A conclusione di MiTiCi oggi c'era il mio intervento su Bach e la complessità (quasi una toiurnée con i Beatles ieri e la replica di Bach da Damiano) seguito da un'esecuzione della prima suite fatta da Maria Calvo una giovanissima studentessa della Scuola Civica di Musica di Milano.

E' andato tutto come meglio non potevo sperare: invece della solita sala da conferenze eravamo in uno dei teatri interrni della Scuola di teatro e fare il mio racconto dal palcoscenico con la giusta atmosfera è tutt'un'altra cosa, per me che "recito" e per chi ascolta.

E poi concludere il convegno sulla creatività con un atto musicale creativo mi è sembrato una sorta di ciliegina sulla torta.

Ma la cosa che più mi rallegra è che tra ieri e oggi tante persone abbiano ascoltato, la maggior parte per la prima volta, una suite eseguita dal vivo, io sono sicuro che la cosa non ha lasciato indifferenti i presenti, che le vibrazioni li hanno scossi e che la grandezza di quella musica gli resterà nelle orecchie e nell'anima.

Anche fosse uno solo che dopo il mio racconto si andrà a comperare una copia delle Suites e inizierà ad ascoltarle, credo di avere fatto il mio dovere rendendo omaggio e servigio alle Suites per il dono che mi fanno ogni volta che le ascolto.

Bravissimo Paolo

Paolobonomini Ieri sera ho fatto la mia presentazione su Bach e la complessità della tecnologia agli amici di Magneticmedia e Paolo Bonomini, un giovanissimo violoncellista che ho conosciuto da Fasser, ha eseguito alla fine la Suite n.1

Già mi aveva stupito scoprire che ha solo 21 anni e ho scoperto che dopo aver fatto 5 anni con Brunello sta ora studiando a Berna con Antonio Meneses (una leggenda).

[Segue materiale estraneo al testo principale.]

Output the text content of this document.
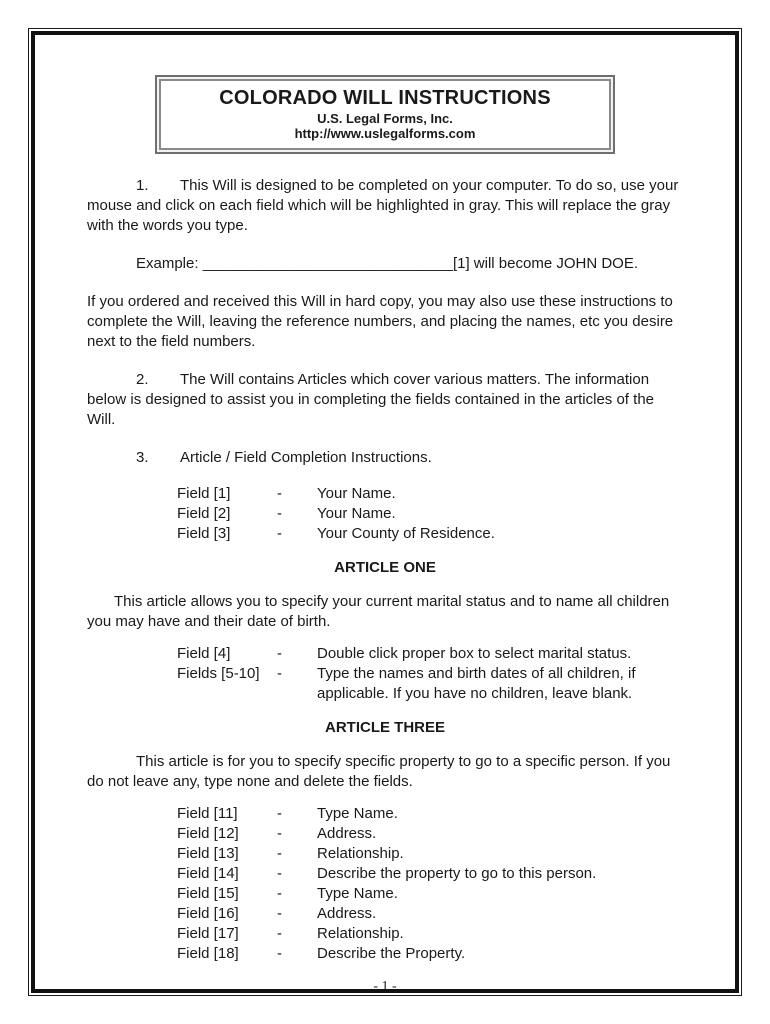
COLORADO WILL INSTRUCTIONS
U.S. Legal Forms, Inc.
http://www.uslegalforms.com

1. This Will is designed to be completed on your computer. To do so, use your mouse and click on each field which will be highlighted in gray. This will replace the gray with the words you type.

Example: ______________________________[1] will become JOHN DOE.

If you ordered and received this Will in hard copy, you may also use these instructions to complete the Will, leaving the reference numbers, and placing the names, etc you desire next to the field numbers.

2. The Will contains Articles which cover various matters. The information below is designed to assist you in completing the fields contained in the articles of the Will.

3. Article / Field Completion Instructions.

Field [1]	-	Your Name.
Field [2]	-	Your Name.
Field [3]	-	Your County of Residence.
ARTICLE ONE

This article allows you to specify your current marital status and to name all children you may have and their date of birth.

Field [4]	-	Double click proper box to select marital status.
Fields [5-10]	-	Type the names and birth dates of all children, if applicable. If you have no children, leave blank.
ARTICLE THREE

This article is for you to specify specific property to go to a specific person. If you do not leave any, type none and delete the fields.

Field [11]	-	Type Name.
Field [12]	-	Address.
Field [13]	-	Relationship.
Field [14]	-	Describe the property to go to this person.
Field [15]	-	Type Name.
Field [16]	-	Address.
Field [17]	-	Relationship.
Field [18]	-	Describe the Property.
- 1 -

Mi ha colpito la qualità del suo suono, la sicurezza con cui ha fatto tutto, la delicatezza della Sarabanda e la ricchezza di sfumature in tutte le 6 danze.

Anche nelle chiacchiere in macchina al rientro, mi faceva piacere sentire una sicurezza di prospettiva, una dedizione sostenuta dalla passione davvero poco comune a quell'età.

Sono sicuro che sentiremo ancora parlare di lui.